As an expert in viruses, Julie Lajoie says there are three major factors that can lead to someone getting reinfected with COVID-19.
First off are variants — the Omicron variant that is currently circulating produces particles in slightly different shapes than previous variants such as Delta, or the original Wuhan strain.
The different shapes can delay the time it takes the immune system to recognize the virus. Antibodies (from vaccines, or after recovering from an earlier version of the virus) might have a lag in reacting, at which point the virus is already spreading throughout your body.
“You do build a small immune response; it’s not great, but you do get one,” Lajoie said.
The same goes for Omicron’s numerous sub-variants, such as BA.2 and BA.4 — it’s possible that recovering from one of those strains leaves your body slow to react to another form.

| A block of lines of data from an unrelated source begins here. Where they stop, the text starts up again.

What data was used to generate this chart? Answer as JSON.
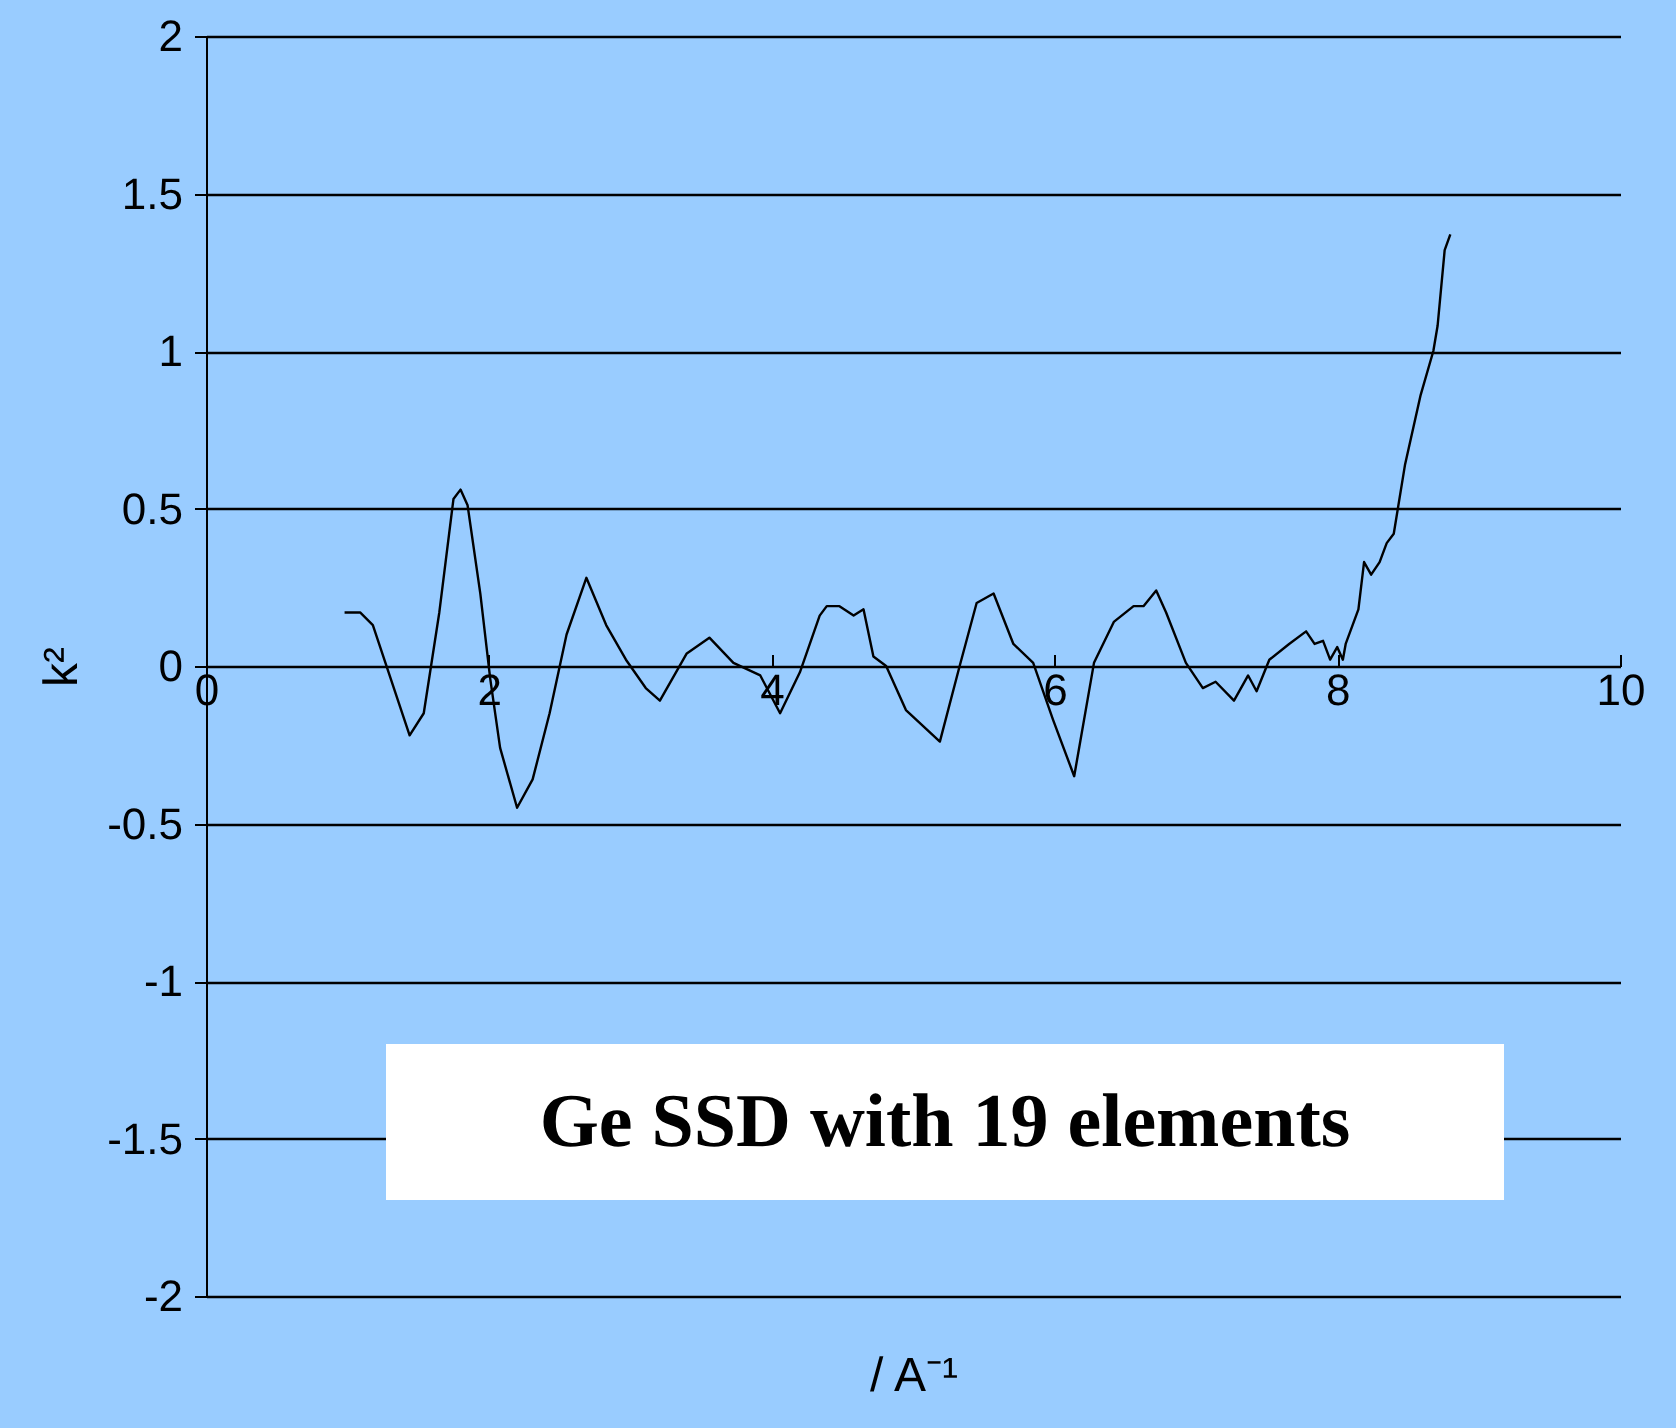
{
  "chart_data": {
    "type": "line",
    "xlabel": "/ A⁻¹",
    "ylabel": "k²",
    "annotations": [
      "Ge SSD with 19 elements"
    ],
    "xlim": [
      0,
      10
    ],
    "xticks": [
      0,
      2,
      4,
      6,
      8,
      10
    ],
    "ylim": [
      -2,
      2
    ],
    "yticks": [
      -2,
      -1.5,
      -1,
      -0.5,
      0,
      0.5,
      1,
      1.5,
      2
    ],
    "grid": "y",
    "series": [
      {
        "color": "#000000",
        "x": [
          0.98,
          1.09,
          1.18,
          1.44,
          1.54,
          1.65,
          1.75,
          1.8,
          1.85,
          1.94,
          2.01,
          2.08,
          2.2,
          2.31,
          2.43,
          2.55,
          2.69,
          2.83,
          2.97,
          3.11,
          3.21,
          3.4,
          3.56,
          3.73,
          3.92,
          4.06,
          4.2,
          4.34,
          4.39,
          4.48,
          4.58,
          4.65,
          4.72,
          4.81,
          4.95,
          5.19,
          5.33,
          5.45,
          5.57,
          5.71,
          5.85,
          5.99,
          6.14,
          6.28,
          6.42,
          6.56,
          6.63,
          6.72,
          6.79,
          6.93,
          7.05,
          7.14,
          7.27,
          7.37,
          7.43,
          7.52,
          7.66,
          7.78,
          7.84,
          7.9,
          7.95,
          8.0,
          8.04,
          8.06,
          8.15,
          8.19,
          8.24,
          8.3,
          8.35,
          8.4,
          8.48,
          8.59,
          8.68,
          8.71,
          8.76,
          8.8
        ],
        "values": [
          0.17,
          0.17,
          0.13,
          -0.22,
          -0.15,
          0.17,
          0.53,
          0.56,
          0.51,
          0.23,
          -0.04,
          -0.26,
          -0.45,
          -0.36,
          -0.15,
          0.1,
          0.28,
          0.13,
          0.02,
          -0.07,
          -0.11,
          0.04,
          0.09,
          0.01,
          -0.03,
          -0.15,
          -0.02,
          0.16,
          0.19,
          0.19,
          0.16,
          0.18,
          0.03,
          0.0,
          -0.14,
          -0.24,
          0.0,
          0.2,
          0.23,
          0.07,
          0.01,
          -0.17,
          -0.35,
          0.01,
          0.14,
          0.19,
          0.19,
          0.24,
          0.17,
          0.01,
          -0.07,
          -0.05,
          -0.11,
          -0.03,
          -0.08,
          0.02,
          0.07,
          0.11,
          0.07,
          0.08,
          0.02,
          0.06,
          0.02,
          0.07,
          0.18,
          0.33,
          0.29,
          0.33,
          0.39,
          0.42,
          0.64,
          0.86,
          1.0,
          1.08,
          1.32,
          1.37
        ]
      }
    ]
  }
}
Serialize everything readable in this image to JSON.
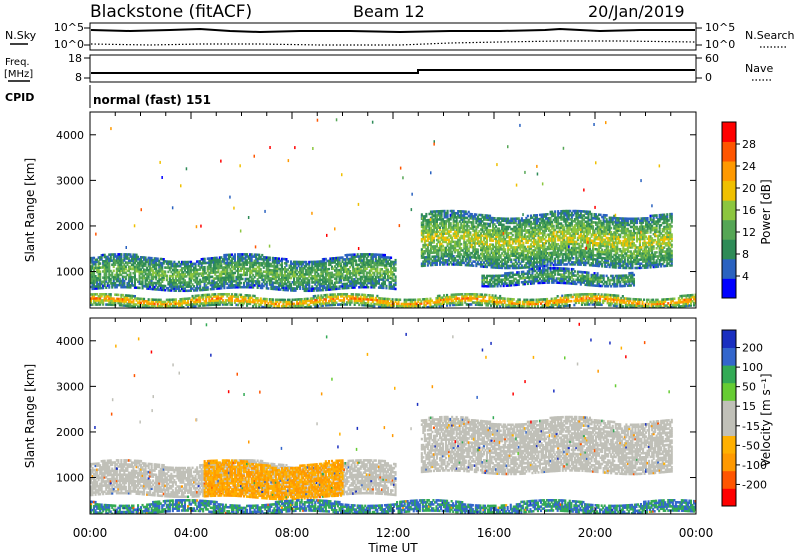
{
  "header": {
    "station": "Blackstone (fitACF)",
    "beam": "Beam 12",
    "date": "20/Jan/2019"
  },
  "side_labels": {
    "nsky": "N.Sky",
    "nsearch": "N.Search",
    "freq": "Freq.",
    "mhz": "[MHz]",
    "nave": "Nave",
    "cpid": "CPID"
  },
  "noise_panel": {
    "left_ticks": [
      "10^5",
      "10^0"
    ],
    "right_ticks": [
      "10^5",
      "10^0"
    ]
  },
  "freq_panel": {
    "left_ticks": [
      "18",
      "8"
    ],
    "right_ticks": [
      "60",
      "0"
    ]
  },
  "cpid_text": "normal (fast) 151",
  "chart_data": [
    {
      "type": "heatmap",
      "title": "",
      "ylabel": "Slant Range [km]",
      "ylim": [
        200,
        4500
      ],
      "yticks": [
        "1000",
        "2000",
        "3000",
        "4000"
      ],
      "colorbar_label": "Power [dB]",
      "colorbar_ticks": [
        "28",
        "24",
        "20",
        "16",
        "12",
        "8",
        "4"
      ],
      "colors": [
        "#0000ff",
        "#2a62c0",
        "#2e8b57",
        "#55a655",
        "#8cc63f",
        "#f0c000",
        "#ff9900",
        "#ff5500",
        "#ff0000"
      ],
      "bands": [
        {
          "name": "low-range echoes 00-12UT",
          "x": [
            0,
            12.1
          ],
          "y": [
            600,
            1300
          ],
          "value": 14
        },
        {
          "name": "near-range clutter",
          "x": [
            0,
            24
          ],
          "y": [
            220,
            450
          ],
          "value": 26
        },
        {
          "name": "far echoes 13-23UT",
          "x": [
            13.1,
            23.0
          ],
          "y": [
            1100,
            2250
          ],
          "value": 18
        },
        {
          "name": "lower band 15-21UT",
          "x": [
            15.5,
            21.5
          ],
          "y": [
            700,
            1000
          ],
          "value": 12
        }
      ]
    },
    {
      "type": "heatmap",
      "title": "",
      "xlabel": "Time UT",
      "ylabel": "Slant Range [km]",
      "ylim": [
        200,
        4500
      ],
      "xlim": [
        0,
        24
      ],
      "xticks": [
        "00:00",
        "04:00",
        "08:00",
        "12:00",
        "16:00",
        "20:00",
        "00:00"
      ],
      "yticks": [
        "1000",
        "2000",
        "3000",
        "4000"
      ],
      "colorbar_label": "Velocity [m s⁻¹]",
      "colorbar_ticks": [
        "200",
        "100",
        "50",
        "15",
        "-15",
        "-50",
        "-100",
        "-200"
      ],
      "colors": [
        "#ff0000",
        "#ff5500",
        "#ff9900",
        "#ffb000",
        "#c0c0b8",
        "#c0c0b8",
        "#66cc33",
        "#33aa55",
        "#3366cc",
        "#1a2fc0"
      ],
      "bands": [
        {
          "name": "ground scatter",
          "x": [
            0,
            12.1
          ],
          "y": [
            600,
            1300
          ],
          "value": 0
        },
        {
          "name": "negative velocity",
          "x": [
            4.5,
            10
          ],
          "y": [
            550,
            1300
          ],
          "value": -50
        },
        {
          "name": "far ground scatter",
          "x": [
            13.1,
            23.0
          ],
          "y": [
            1100,
            2250
          ],
          "value": 0
        },
        {
          "name": "near green",
          "x": [
            0,
            24
          ],
          "y": [
            220,
            450
          ],
          "value": 50
        }
      ]
    }
  ]
}
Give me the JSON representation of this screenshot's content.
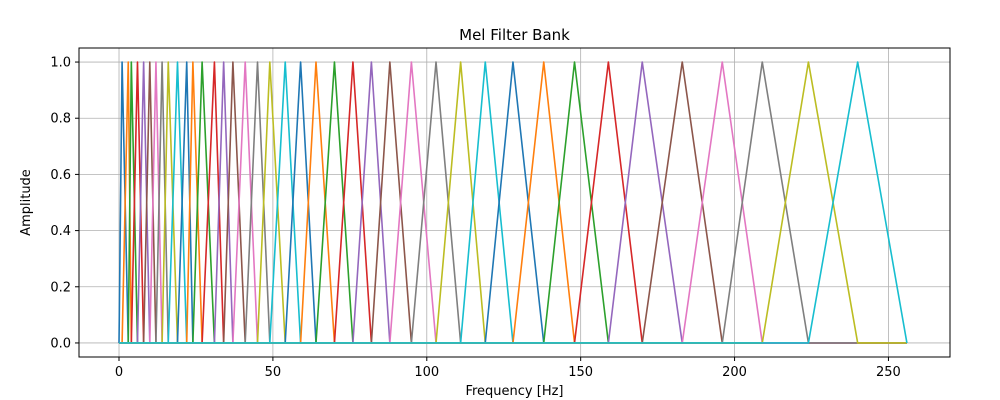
{
  "chart_data": {
    "type": "line",
    "title": "Mel Filter Bank",
    "xlabel": "Frequency [Hz]",
    "ylabel": "Amplitude",
    "xlim": [
      -13,
      270
    ],
    "ylim": [
      -0.05,
      1.05
    ],
    "grid": true,
    "x_ticks": [
      0,
      50,
      100,
      150,
      200,
      250
    ],
    "y_ticks": [
      0.0,
      0.2,
      0.4,
      0.6,
      0.8,
      1.0
    ],
    "x_tick_labels": [
      "0",
      "50",
      "100",
      "150",
      "200",
      "250"
    ],
    "y_tick_labels": [
      "0.0",
      "0.2",
      "0.4",
      "0.6",
      "0.8",
      "1.0"
    ],
    "filter_points": [
      0,
      1,
      3,
      4,
      6,
      8,
      10,
      12,
      14,
      16,
      19,
      22,
      24,
      27,
      31,
      34,
      37,
      41,
      45,
      49,
      54,
      59,
      64,
      70,
      76,
      82,
      88,
      95,
      103,
      111,
      119,
      128,
      138,
      148,
      159,
      170,
      183,
      196,
      209,
      224,
      240,
      256
    ],
    "x_max": 256,
    "colors": [
      "#1f77b4",
      "#ff7f0e",
      "#2ca02c",
      "#d62728",
      "#9467bd",
      "#8c564b",
      "#e377c2",
      "#7f7f7f",
      "#bcbd22",
      "#17becf"
    ]
  }
}
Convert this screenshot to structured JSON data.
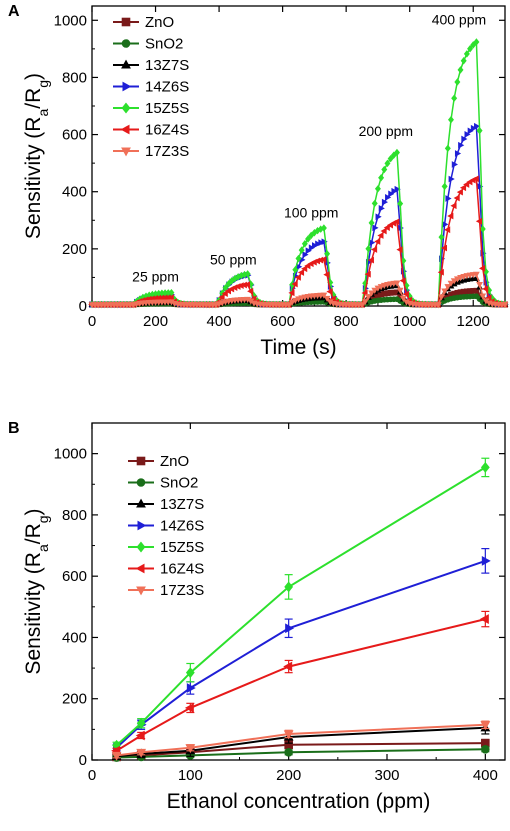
{
  "chart_data": [
    {
      "panel_label": "A",
      "type": "line",
      "xlabel": "Time (s)",
      "ylabel_main": "Sensitivity (R",
      "ylabel_sub1": "a",
      "ylabel_mid": "/R",
      "ylabel_sub2": "g",
      "ylabel_end": ")",
      "xlim": [
        0,
        1300
      ],
      "ylim": [
        0,
        1050
      ],
      "x_ticks": [
        "0",
        "200",
        "400",
        "600",
        "800",
        "1000",
        "1200"
      ],
      "y_ticks": [
        "0",
        "200",
        "400",
        "600",
        "800",
        "1000"
      ],
      "legend_position": "top-left",
      "annotations": [
        {
          "text": "25 ppm",
          "x": 200,
          "y": 85
        },
        {
          "text": "50 ppm",
          "x": 445,
          "y": 145
        },
        {
          "text": "100 ppm",
          "x": 690,
          "y": 310
        },
        {
          "text": "200 ppm",
          "x": 925,
          "y": 595
        },
        {
          "text": "400 ppm",
          "x": 1155,
          "y": 985
        }
      ],
      "pulses": [
        {
          "concentration": "25 ppm",
          "on": 130,
          "off": 250
        },
        {
          "concentration": "50 ppm",
          "on": 395,
          "off": 495
        },
        {
          "concentration": "100 ppm",
          "on": 620,
          "off": 735
        },
        {
          "concentration": "200 ppm",
          "on": 855,
          "off": 965
        },
        {
          "concentration": "400 ppm",
          "on": 1090,
          "off": 1215
        }
      ],
      "baseline": 5,
      "series": [
        {
          "name": "ZnO",
          "color": "#7a1a1a",
          "marker": "square",
          "peaks": [
            10,
            15,
            25,
            50,
            55
          ]
        },
        {
          "name": "SnO2",
          "color": "#1a6e1a",
          "marker": "circle",
          "peaks": [
            8,
            10,
            15,
            25,
            35
          ]
        },
        {
          "name": "13Z7S",
          "color": "#000000",
          "marker": "triangle-up",
          "peaks": [
            12,
            20,
            30,
            75,
            100
          ]
        },
        {
          "name": "14Z6S",
          "color": "#1f1fd6",
          "marker": "triangle-right",
          "peaks": [
            40,
            115,
            235,
            430,
            650
          ]
        },
        {
          "name": "15Z5S",
          "color": "#2de02d",
          "marker": "diamond",
          "peaks": [
            48,
            120,
            285,
            565,
            955
          ]
        },
        {
          "name": "16Z4S",
          "color": "#e61a1a",
          "marker": "triangle-left",
          "peaks": [
            30,
            80,
            170,
            310,
            460
          ]
        },
        {
          "name": "17Z3S",
          "color": "#f07058",
          "marker": "triangle-down",
          "peaks": [
            15,
            25,
            40,
            85,
            115
          ]
        }
      ]
    },
    {
      "panel_label": "B",
      "type": "line",
      "xlabel": "Ethanol concentration (ppm)",
      "ylabel_main": "Sensitivity (R",
      "ylabel_sub1": "a",
      "ylabel_mid": "/R",
      "ylabel_sub2": "g",
      "ylabel_end": ")",
      "xlim": [
        0,
        420
      ],
      "ylim": [
        0,
        1100
      ],
      "x_ticks": [
        "0",
        "100",
        "200",
        "300",
        "400"
      ],
      "y_ticks": [
        "0",
        "200",
        "400",
        "600",
        "800",
        "1000"
      ],
      "legend_position": "top-left",
      "x": [
        25,
        50,
        100,
        200,
        400
      ],
      "series": [
        {
          "name": "ZnO",
          "color": "#7a1a1a",
          "marker": "square",
          "values": [
            10,
            15,
            25,
            50,
            55
          ],
          "error": [
            8,
            8,
            10,
            12,
            12
          ]
        },
        {
          "name": "SnO2",
          "color": "#1a6e1a",
          "marker": "circle",
          "values": [
            8,
            10,
            15,
            25,
            35
          ],
          "error": [
            5,
            5,
            6,
            8,
            8
          ]
        },
        {
          "name": "13Z7S",
          "color": "#000000",
          "marker": "triangle-up",
          "values": [
            12,
            20,
            30,
            75,
            105
          ],
          "error": [
            10,
            12,
            18,
            20,
            20
          ]
        },
        {
          "name": "14Z6S",
          "color": "#1f1fd6",
          "marker": "triangle-right",
          "values": [
            40,
            115,
            235,
            430,
            650
          ],
          "error": [
            10,
            15,
            20,
            30,
            40
          ]
        },
        {
          "name": "15Z5S",
          "color": "#2de02d",
          "marker": "diamond",
          "values": [
            48,
            120,
            285,
            565,
            955
          ],
          "error": [
            10,
            15,
            30,
            40,
            30
          ]
        },
        {
          "name": "16Z4S",
          "color": "#e61a1a",
          "marker": "triangle-left",
          "values": [
            30,
            80,
            170,
            305,
            460
          ],
          "error": [
            8,
            10,
            15,
            20,
            25
          ]
        },
        {
          "name": "17Z3S",
          "color": "#f07058",
          "marker": "triangle-down",
          "values": [
            15,
            25,
            40,
            85,
            115
          ],
          "error": [
            8,
            8,
            10,
            12,
            12
          ]
        }
      ]
    }
  ]
}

“Omicron is a really good at escaping our immune response, even if you’re double-vaccinated or have that booster,” said Lajoie.
“People who got their booster in December or the end of November — we are already six months in, so their immunity is waining quite a bit,” Lajoie said.
Secondly, your immune system, in general, can be under strain from unrelated factors. If you’re battling a cold, or haven’t been sleeping or eating well, that can delay an effective immune response.
Lastly, infection involves viral load.
Having a longer exposure to someone who is shedding the virus can increase your chance of contracting it, especially if they happen to excrete large amounts of the virus. That could be a matter of them being at their peak contagious period during the infection, or just someone who genetically happens to shed more virus.
“I strongly encourage, if you are able to get that fourth dose, to go get it. It really makes a big difference on protection against severity — and also, again, infection itself for the first few weeks,” Lajoie said.
She noted that people who have an infection tend to fight it off, without that same infection resurfacing. One exception is very ill patients who take the antiviral treatment Paxlovid, which can suppress COVID-19 in order for the patient’s immune system to build up an adequate response; when that medicine clears, the virus can re-emerge as it’s being fought.
But otherwise, the vast majority of people who get infected do neutralize the virus. That means that if you’ve tested negative on a few rapid tests, and then suddenly start testing positive, you’ve probably contracted an entirely separate infection.
“If your rapid test is showing as two lines, that means you’re contagious,” Lajoie noted.